Daily Press (Sunday)

Find compromise with kids’ parties

- Dr. Jann Blackstone is the author of “ExEtiquett­e for Parents: Good Behavior After Divorce or Separation.” drjannblac­kstone@gmail. com

Dear Dr. Blackstone: My co-parent and I do not agree about who is to host our children’s birthday parties. We both agree it would be nice to have one party with all the friends and family, but she insists on having them all. She tells me I can have my own party for the kids, but if I do, the kids’ relatives and friends won’t want to go to two parties. The kids have asked to have “some parties at Mom’s and some at Dad’s.” How can we resolve this?

Dear Reader: By following the 10 Rules of Good Ex-etiquette — starting with Rule No. 1, “Put the children first” — and progressin­g carefully through the other nine, which includes things like Rule No. 5, “Don’t be spiteful,” and Rule No. 7, “Use empathy when problem-solving.” And No. 10, “Look for the compromise.” (Google “Ten Rules of Good Ex-Etiquette for Parents.”)

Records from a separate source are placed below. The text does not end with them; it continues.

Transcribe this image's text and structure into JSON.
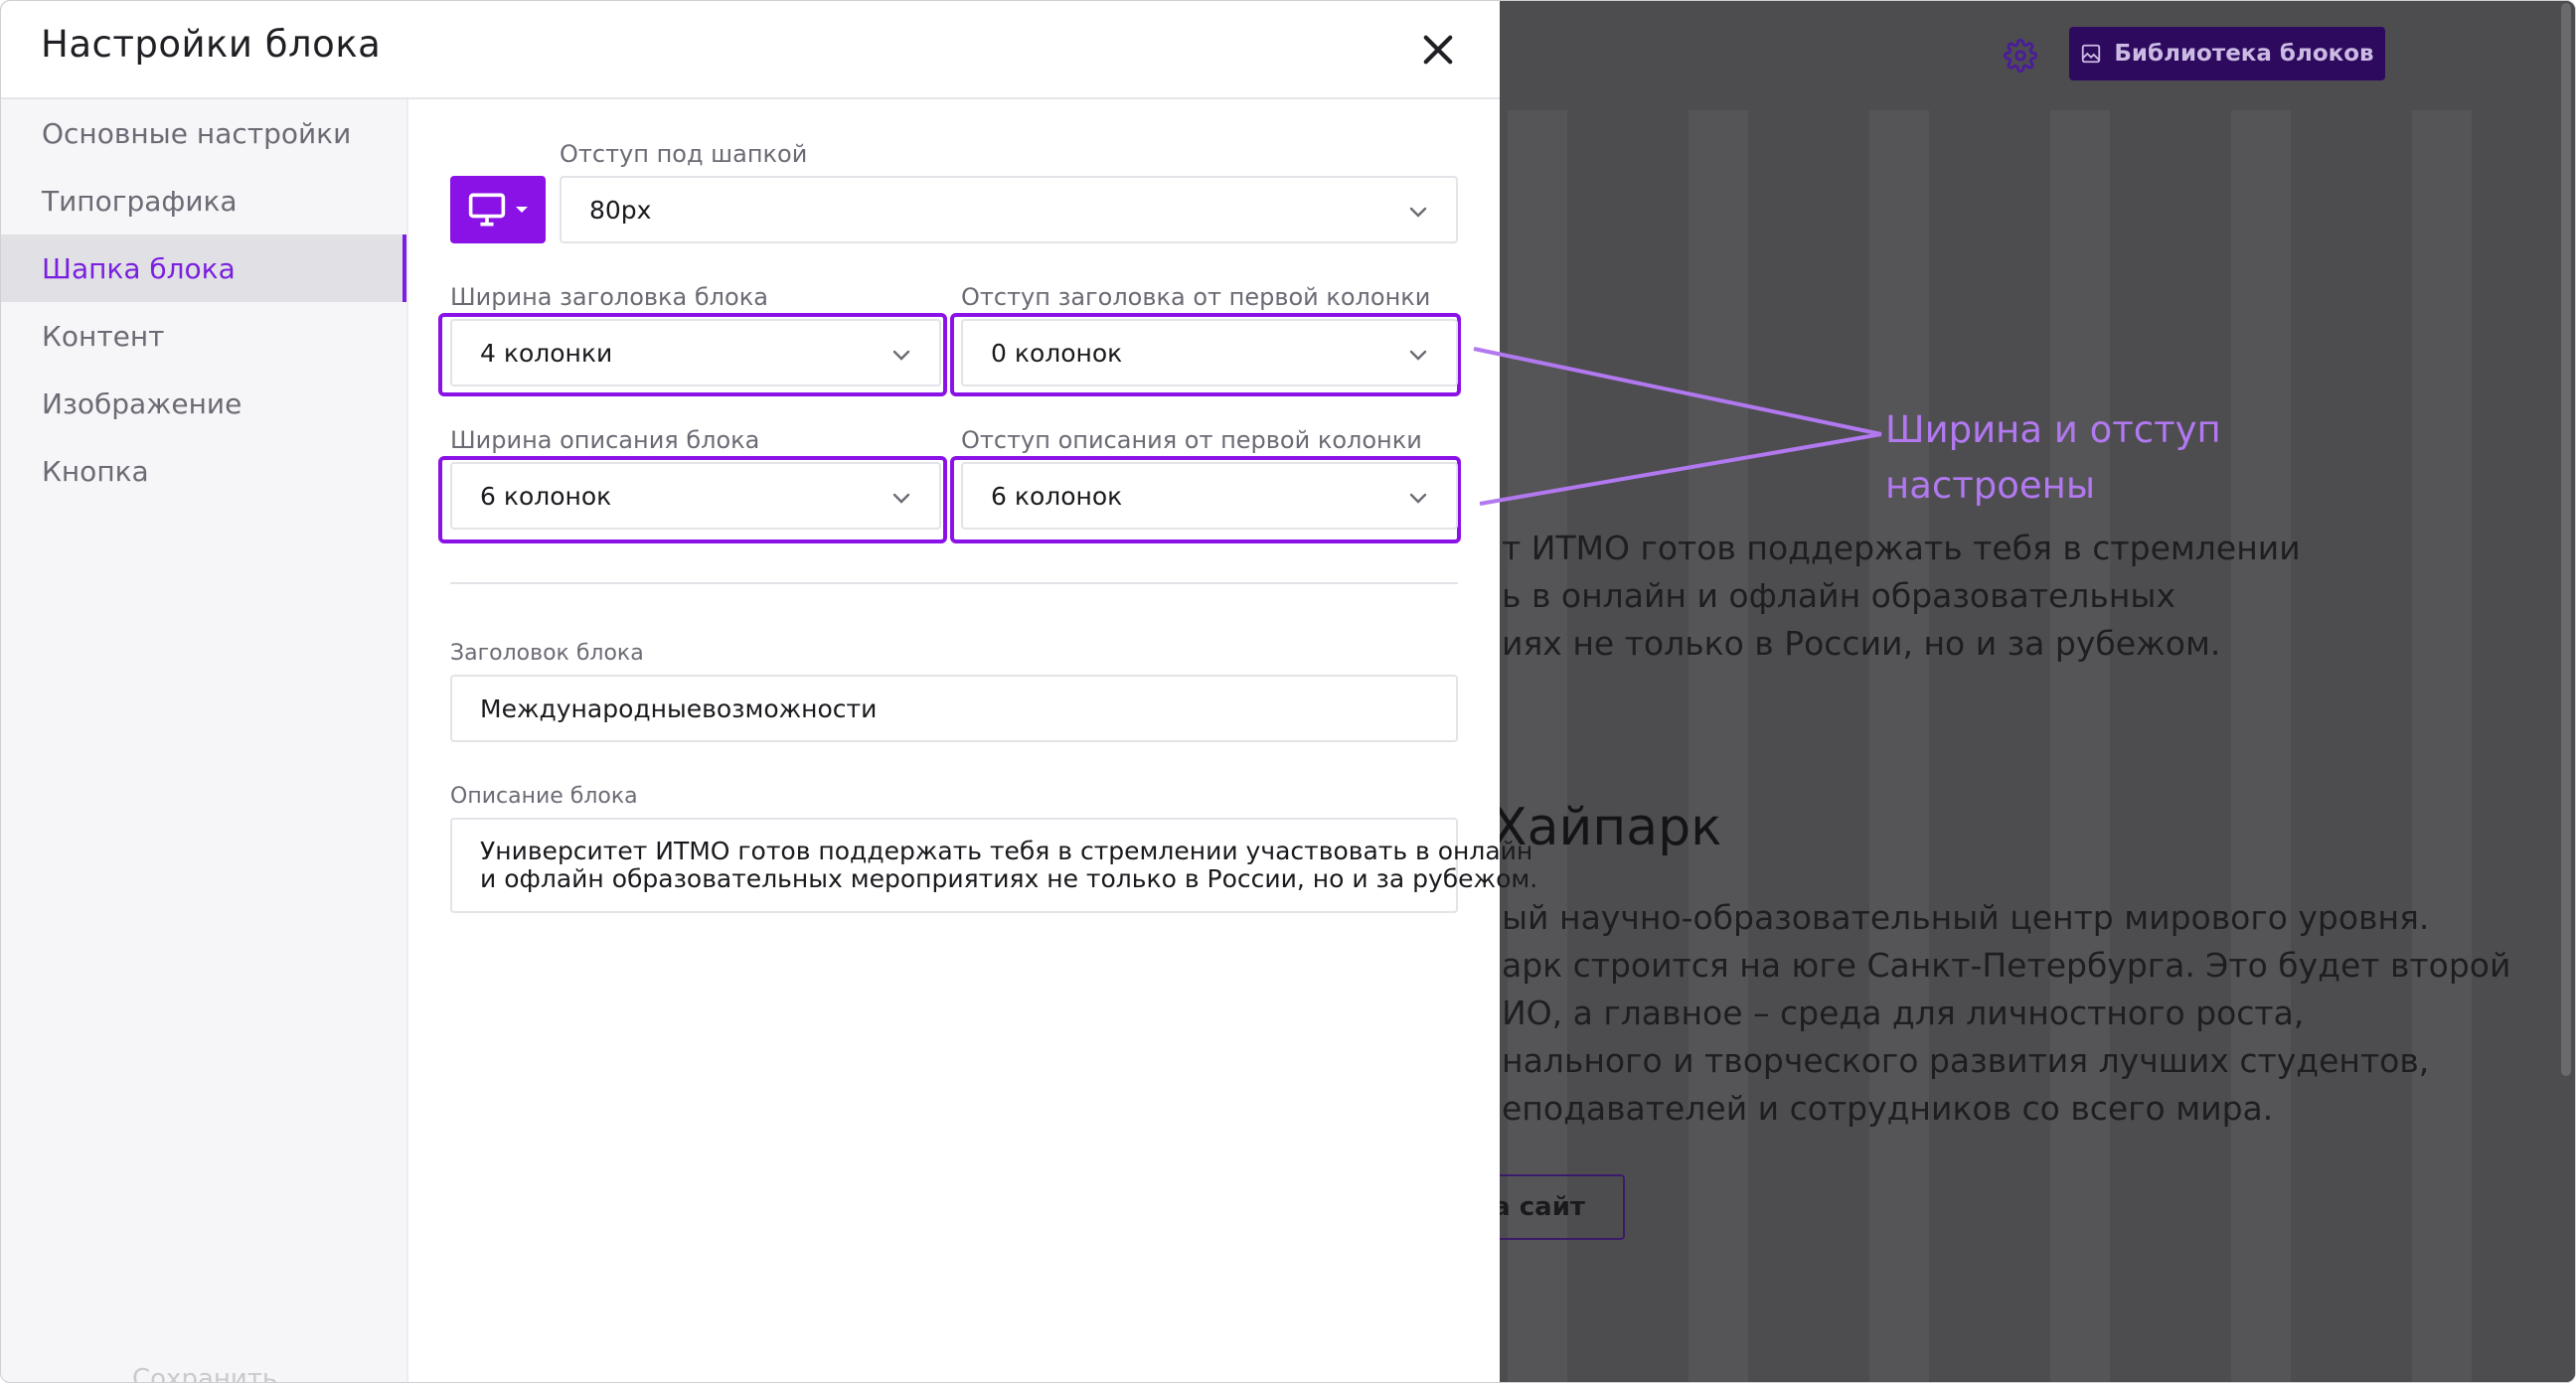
{
  "modal": {
    "title": "Настройки блока",
    "sidebar_items": [
      {
        "label": "Основные настройки",
        "active": false
      },
      {
        "label": "Типографика",
        "active": false
      },
      {
        "label": "Шапка блока",
        "active": true
      },
      {
        "label": "Контент",
        "active": false
      },
      {
        "label": "Изображение",
        "active": false
      },
      {
        "label": "Кнопка",
        "active": false
      }
    ],
    "save_label": "Сохранить",
    "header_offset": {
      "label": "Отступ под шапкой",
      "value": "80px"
    },
    "title_width": {
      "label": "Ширина заголовка блока",
      "value": "4 колонки"
    },
    "title_offset": {
      "label": "Отступ заголовка от первой колонки",
      "value": "0 колонок"
    },
    "desc_width": {
      "label": "Ширина описания блока",
      "value": "6 колонок"
    },
    "desc_offset": {
      "label": "Отступ описания от первой колонки",
      "value": "6 колонок"
    },
    "block_title": {
      "label": "Заголовок блока",
      "value": "Международныевозможности"
    },
    "block_desc": {
      "label": "Описание блока",
      "line1": "Университет ИТМО готов поддержать тебя в стремлении участвовать в онлайн",
      "line2": "и офлайн образовательных мероприятиях не только в России, но и за рубежом."
    }
  },
  "annotation": {
    "line1": "Ширина и отступ",
    "line2": "настроены",
    "color": "#b178f0"
  },
  "background_page": {
    "library_button": "Библиотека блоков",
    "desc_lines": [
      "т ИТМО готов поддержать тебя в стремлении",
      "ь в онлайн и офлайн образовательных",
      "иях не только в России, но и за рубежом."
    ],
    "heading": "Хайпарк",
    "body_lines": [
      "ый научно-образовательный центр мирового уровня.",
      "арк строится на юге Санкт-Петербурга. Это будет второй",
      "ИО, а главное – среда для личностного роста,",
      "нального и творческого развития лучших студентов,",
      "еподавателей и сотрудников со всего мира."
    ],
    "link_button": "а сайт"
  },
  "colors": {
    "accent": "#8a12e6",
    "active_text": "#7a1fe0"
  }
}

Parents won’t have these problems if they remove the personal concerns that polarize them in one position and use their children’s best interest as the criteria for their decisions.

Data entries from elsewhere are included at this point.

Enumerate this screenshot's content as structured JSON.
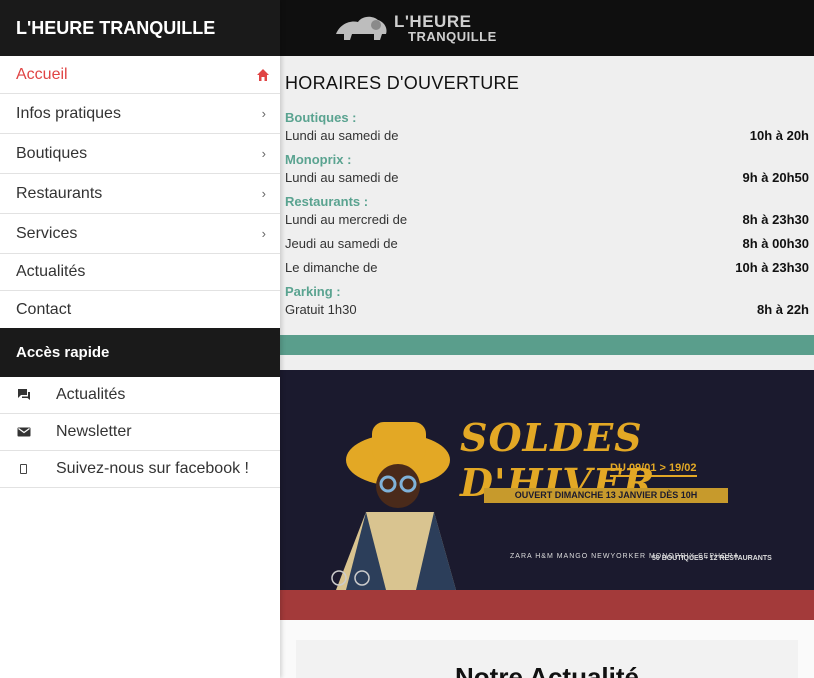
{
  "brand": {
    "logo_line1": "L'HEURE",
    "logo_line2": "TRANQUILLE"
  },
  "drawer": {
    "title": "L'HEURE TRANQUILLE",
    "nav": [
      {
        "label": "Accueil",
        "icon": "home-icon",
        "active": true
      },
      {
        "label": "Infos pratiques",
        "icon": "chevron-right-icon"
      },
      {
        "label": "Boutiques",
        "icon": "chevron-right-icon"
      },
      {
        "label": "Restaurants",
        "icon": "chevron-right-icon"
      },
      {
        "label": "Services",
        "icon": "chevron-right-icon"
      },
      {
        "label": "Actualités"
      },
      {
        "label": "Contact"
      }
    ],
    "quick_title": "Accès rapide",
    "quick": [
      {
        "label": "Actualités",
        "icon": "chat-icon"
      },
      {
        "label": "Newsletter",
        "icon": "mail-icon"
      },
      {
        "label": "Suivez-nous sur facebook !",
        "icon": "facebook-icon"
      }
    ]
  },
  "hours": {
    "title": "HORAIRES D'OUVERTURE",
    "boutiques": {
      "label": "Boutiques :",
      "days": "Lundi au samedi de",
      "time": "10h à 20h"
    },
    "monoprix": {
      "label": "Monoprix :",
      "days": "Lundi au samedi de",
      "time": "9h à 20h50"
    },
    "restaurants": {
      "label": "Restaurants :",
      "rows": [
        {
          "days": "Lundi au mercredi de",
          "time": "8h à 23h30"
        },
        {
          "days": "Jeudi au samedi de",
          "time": "8h à 00h30"
        },
        {
          "days": "Le dimanche de",
          "time": "10h à 23h30"
        }
      ]
    },
    "parking": {
      "label": "Parking :",
      "days": "Gratuit 1h30",
      "time": "8h à 22h"
    }
  },
  "banner": {
    "title": "SOLDES D'HIVER",
    "dates": "DU 09/01 > 19/02",
    "opened": "OUVERT DIMANCHE 13 JANVIER DÈS 10H",
    "brands": "ZARA  H&M  MANGO  NEWYORKER  MONOPRIX  SEPHORA",
    "counts": "50 BOUTIQUES • 12 RESTAURANTS"
  },
  "news": {
    "title": "Notre Actualité"
  },
  "colors": {
    "accent_red": "#e04444",
    "teal": "#5a9e8c",
    "gold": "#e3a825",
    "dark": "#1a1a1a"
  }
}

Having two separate parties is the answer if parents can’t get along at all, but if you can for other things, which you have implied, using the “you can just have your own party” tactic because you are unwilling to consider a middle ground seems like a ploy to get your own way.

There are two approaches to a problem like this.

First, you could rely on Ex-etiquette Rule No. 10, “Look for the compromise,” and alternate the parties, one year at mom’s, one year at dad’s.

Second, if deciding on the location is the primary issue — for anything, not just birthday parties — the logical answer is to have the party in a neutral location.

Your home is your domain, and if co-parents are at the beginning of this journey, jockeying for position, having everyone at one home can just be too emotional.

Neutral territory means someplace like a bowling alley, park, arcade or pizza parlor. Then you can just split the cost, invite everyone because that’s how your kids have expressed they want to celebrate, and allow them to have fun on their day.

Finally, when parents don’t get along, asking the kids what they want to do doesn’t always get you the truth. Children do not want their parents to fight and they may tell each parent something different, thinking it will head off an argument.

Most parents then believe the children are telling them the truth, not their co-parent, and it starts another riff.

The best approach is to talk to your co-parent, decide among yourselves how you will handle it, then communicat­e that “Mom/Dad and I have discussed this and taking into considerat­ion how you feel, we have decided (whatever you have decided).”

That way the children know you speak, discuss issues, take into considerat­ion how they feel and come to agreement. No one is throwing the other under the bus. That’s good ex-etiquette.